The CCD and normal collision systems play distinct roles, and rely on each other. The CCD's only job is to check through all the TOIs by using swept and shrunken core shapes, and then step the islands just far enough so that the core shapes are almost touching. At that point, the true unshrunken shapes should actually be overlapping, so you invoke the normal contact solver to resolve the collision. Once the constraint is satisfied, control passes back to the CCD handler, and we repeat.

But this is very dependent on the usual overlap-based approach to collision handling, and it ultimately falls back on it - Box2d started out without CCD, and its addition was really just a few hundred extra lines of code, which tells you how well CCD leverages the pre-CCD code to do its thing.

Apart from that stuff, don't get too bent out of shape about tiny changes in certain values over a time step. Those are unavoidable unless you can explicitly solve your system, and most realistic systems are very resistant to analytical solution.

[Numsgil]

However, I put a ball inside that box, eventually the ball will tunnel outside of the box (yet remain inside the static region). I believe this shortcoming to be related to linearization of rotational motion. For example, the velocity of a pendulum is tangent, yet it moves inward.
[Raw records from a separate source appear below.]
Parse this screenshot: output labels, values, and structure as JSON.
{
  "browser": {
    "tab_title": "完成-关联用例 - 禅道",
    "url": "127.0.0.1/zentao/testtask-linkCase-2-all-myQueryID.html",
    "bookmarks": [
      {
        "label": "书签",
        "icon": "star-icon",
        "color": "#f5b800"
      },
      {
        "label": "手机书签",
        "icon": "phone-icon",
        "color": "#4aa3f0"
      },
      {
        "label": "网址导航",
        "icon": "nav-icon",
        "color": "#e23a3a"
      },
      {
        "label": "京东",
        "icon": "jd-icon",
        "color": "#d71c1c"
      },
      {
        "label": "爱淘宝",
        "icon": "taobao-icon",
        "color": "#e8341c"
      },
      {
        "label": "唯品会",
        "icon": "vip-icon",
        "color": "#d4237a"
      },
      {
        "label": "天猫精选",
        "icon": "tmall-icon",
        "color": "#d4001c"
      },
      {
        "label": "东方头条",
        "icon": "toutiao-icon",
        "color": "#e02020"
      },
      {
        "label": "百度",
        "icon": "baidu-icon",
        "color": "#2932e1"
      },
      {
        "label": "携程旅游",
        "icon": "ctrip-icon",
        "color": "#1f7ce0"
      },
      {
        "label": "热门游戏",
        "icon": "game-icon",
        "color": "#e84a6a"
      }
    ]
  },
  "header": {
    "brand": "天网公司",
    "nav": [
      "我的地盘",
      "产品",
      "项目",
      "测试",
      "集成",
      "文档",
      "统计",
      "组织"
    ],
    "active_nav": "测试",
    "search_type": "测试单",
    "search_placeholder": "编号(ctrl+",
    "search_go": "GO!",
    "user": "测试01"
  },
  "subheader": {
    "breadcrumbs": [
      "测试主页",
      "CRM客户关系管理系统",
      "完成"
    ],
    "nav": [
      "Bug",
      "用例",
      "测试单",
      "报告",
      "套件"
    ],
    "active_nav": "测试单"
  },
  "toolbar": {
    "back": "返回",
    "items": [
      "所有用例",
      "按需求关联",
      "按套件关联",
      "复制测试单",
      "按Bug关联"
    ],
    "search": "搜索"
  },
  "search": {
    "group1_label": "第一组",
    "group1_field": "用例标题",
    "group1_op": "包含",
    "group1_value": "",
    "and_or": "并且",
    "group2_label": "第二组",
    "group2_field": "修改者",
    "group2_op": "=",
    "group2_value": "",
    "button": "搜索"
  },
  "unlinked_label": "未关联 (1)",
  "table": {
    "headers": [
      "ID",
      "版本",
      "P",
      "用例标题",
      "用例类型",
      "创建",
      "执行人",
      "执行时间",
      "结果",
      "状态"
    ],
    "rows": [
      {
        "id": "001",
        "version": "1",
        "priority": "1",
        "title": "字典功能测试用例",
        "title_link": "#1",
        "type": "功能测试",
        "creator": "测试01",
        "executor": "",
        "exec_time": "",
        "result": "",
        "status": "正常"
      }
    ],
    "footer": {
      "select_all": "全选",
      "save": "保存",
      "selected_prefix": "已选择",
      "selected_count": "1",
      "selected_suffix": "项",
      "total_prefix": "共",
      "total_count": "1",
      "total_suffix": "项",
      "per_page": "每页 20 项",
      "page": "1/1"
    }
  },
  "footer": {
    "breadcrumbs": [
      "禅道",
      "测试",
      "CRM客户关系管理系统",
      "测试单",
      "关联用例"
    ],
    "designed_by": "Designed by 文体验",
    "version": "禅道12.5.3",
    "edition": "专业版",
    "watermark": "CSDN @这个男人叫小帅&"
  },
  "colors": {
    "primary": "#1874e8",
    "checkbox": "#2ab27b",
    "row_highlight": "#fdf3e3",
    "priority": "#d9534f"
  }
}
There could also be a swept AABB issue - a toothpick aligned with the x-axis and rotating quickly enough so that it spins a full 180 degrees in a frame will have a swept AABB that is far too thin in the y-direction, and you could conceivably miss some collisions that way.

Suppose you had a very large sphere, with a smaller sphere on top of it placed so that it will roll (instead of slide) down the larger sphere and eventually fall of. As far as I can tell, it can't be resolved as a series of discrete collisions. After any arbitrarily small delta t, the collision normal, and thus the force, has changed.

In Box2d's case, this is a non-issue, because you're not even "in CCD mode" when solving that situation, you're in "normal" mode, where you just have a persistent contact point that goes in to the usual contact solver.

The CCD and normal collision systems play distinct roles, and rely on each other. The CCD's only job is to check through all the TOIs by using swept and shrunken core shapes, and then step the islands just far enough so that the core shapes are almost touching. At that point, the true unshrunken shapes should actually be overlapping, so you invoke the normal contact solver to resolve the collision. Once the constraint is satisfied, control passes back to the CCD handler, and we repeat.

But this is very dependent on the usual overlap-based approach to collision handling, and it ultimately falls back on it - Box2d started out without CCD, and its addition was really just a few hundred extra lines of code, which tells you how well CCD leverages the pre-CCD code to do its thing.

Apart from that stuff, don't get too bent out of shape about tiny changes in certain values over a time step. Those are unavoidable unless you can explicitly solve your system, and most realistic systems are very resistant to analytical solution.

That's sort of what I figured. I'd like to build a response system that relies on bodies exactly colliding (my primary idea being that it will allow for more robust stacking behavior, since you can immediately create a static contact joint between two boxes in the stack as soon as you resolve their relative velocity to 0. If you never interpenetrate, you can never create instabilities that will topple the stack (minus machine accuracy issues of course)). The whole system hinges on the idea that after you resolve an island you can move the time step forward some finite, non zero amount safely. The sphere-on-sphere issue would seem to violate that basic assumption. I guess Box2D doesn't have any clever way of resolving that beyond just allowing some penetration and going from there.

At present I might just cheat and say that circles are actually hexagons or octagons or something like that.